The dollar fell to a record low versus the euro on Tuesday after the Federal Reserve cut its key interest rate by an aggressive half a percentage point to prevent the U.S. economy from weakening further on turmoil in the credit and housing markets.
Policy-makers reduced the benchmark lending rate between banks by the most since November 2002 to 4.75 percent, the lowest level since May last year. It was the first rate cut in four years. The Fed also lowered the discount rate it charges for direct loans to banks by a half-point.
Traders sold the dollar as lower rates make U.S. dollar-denominated assets less attractive. Financial markets had widely expected the Fed to lower overnight borrowing costs by at least 25 basis points, but were split over whether the move would be a more aggressive half-point.
"A 50 basis point cut in the funds rate and the discount rate is a brave opening gambit in the easing cycle from a Fed chairman that for credibility reasons was expected to err on the side of caution," said Alan Ruskin, chief international strategist at RBS Greenwich Capital, in Greenwich, Conn.
He said the move will also cause some to question the Fed's inflation-fighting credentials.

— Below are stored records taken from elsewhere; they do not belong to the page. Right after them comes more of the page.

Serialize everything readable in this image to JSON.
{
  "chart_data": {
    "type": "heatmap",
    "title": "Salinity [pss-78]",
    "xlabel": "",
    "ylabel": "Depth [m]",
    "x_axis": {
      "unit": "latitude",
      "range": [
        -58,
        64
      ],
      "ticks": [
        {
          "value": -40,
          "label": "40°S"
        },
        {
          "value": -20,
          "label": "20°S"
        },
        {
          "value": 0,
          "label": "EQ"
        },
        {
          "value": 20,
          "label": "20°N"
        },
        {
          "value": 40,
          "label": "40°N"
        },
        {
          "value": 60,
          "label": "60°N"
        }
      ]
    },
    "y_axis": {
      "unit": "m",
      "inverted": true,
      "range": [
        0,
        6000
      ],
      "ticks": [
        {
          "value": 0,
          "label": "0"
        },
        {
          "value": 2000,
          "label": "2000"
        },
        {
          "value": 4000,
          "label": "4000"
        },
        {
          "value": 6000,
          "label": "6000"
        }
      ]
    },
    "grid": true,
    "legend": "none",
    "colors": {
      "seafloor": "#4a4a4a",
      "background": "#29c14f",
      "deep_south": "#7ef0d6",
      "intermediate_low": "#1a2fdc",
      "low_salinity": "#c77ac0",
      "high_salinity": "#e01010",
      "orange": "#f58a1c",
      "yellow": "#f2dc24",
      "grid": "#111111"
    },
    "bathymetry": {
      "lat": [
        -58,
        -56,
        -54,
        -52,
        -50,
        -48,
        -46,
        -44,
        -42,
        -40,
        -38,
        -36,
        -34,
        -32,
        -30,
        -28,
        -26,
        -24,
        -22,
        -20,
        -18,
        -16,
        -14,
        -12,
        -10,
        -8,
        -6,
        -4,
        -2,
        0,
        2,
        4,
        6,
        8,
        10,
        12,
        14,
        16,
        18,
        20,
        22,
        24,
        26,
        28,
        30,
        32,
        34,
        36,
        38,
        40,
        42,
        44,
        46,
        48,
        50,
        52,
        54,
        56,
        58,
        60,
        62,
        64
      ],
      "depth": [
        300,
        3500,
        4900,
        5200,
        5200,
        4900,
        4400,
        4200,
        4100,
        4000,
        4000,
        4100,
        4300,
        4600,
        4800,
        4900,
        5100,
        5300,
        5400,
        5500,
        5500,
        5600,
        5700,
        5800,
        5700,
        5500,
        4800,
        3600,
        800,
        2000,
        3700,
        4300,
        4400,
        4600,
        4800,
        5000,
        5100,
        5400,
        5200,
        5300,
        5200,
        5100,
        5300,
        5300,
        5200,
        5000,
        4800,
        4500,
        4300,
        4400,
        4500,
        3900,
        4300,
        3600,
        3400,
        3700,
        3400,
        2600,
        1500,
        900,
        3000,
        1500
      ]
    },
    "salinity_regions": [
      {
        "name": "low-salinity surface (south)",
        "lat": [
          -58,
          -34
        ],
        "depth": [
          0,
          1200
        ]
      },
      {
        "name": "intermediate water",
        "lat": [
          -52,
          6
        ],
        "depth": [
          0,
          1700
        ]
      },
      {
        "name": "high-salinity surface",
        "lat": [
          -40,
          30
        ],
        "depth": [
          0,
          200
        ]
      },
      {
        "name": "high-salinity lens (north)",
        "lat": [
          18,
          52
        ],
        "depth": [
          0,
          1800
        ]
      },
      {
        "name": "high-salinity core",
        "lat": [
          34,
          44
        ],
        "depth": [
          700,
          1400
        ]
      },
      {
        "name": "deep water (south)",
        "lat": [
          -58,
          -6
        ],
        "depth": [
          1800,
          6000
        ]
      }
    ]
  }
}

Against the dollar, the euro was 0.7 percent higher to trade at $1.3962, after earlier trading at a record high of $1.3977
"Today's action is intended to help forestall some of the adverse effects on the broader economy that might otherwise arise from the disruptions in financial markets and to promote moderate growth over time," the Fed said in a statement outlining its decision.
Omer Esiner, a market analyst at Ruesch International in Washington, said, "The accompanying statement sounds a somewhat cautious tone, pointing out the Fed is a bit more worried about the fallout from the recent financial market turmoil."
The dollar fell nearly 1 percent against the Canadian dollar to trade at 1.0164, a 30-year low. Some analysts said recent oil price highs above $80 and lower U.S. interest rates may soon push the greenback to parity with its Canadian counterpart, a level last seen in 1976.
The high-yielding New Zealand dollar also rose 2 percent to $0.7205, while the Australian dollar was up 1.8 percent at $0.8490.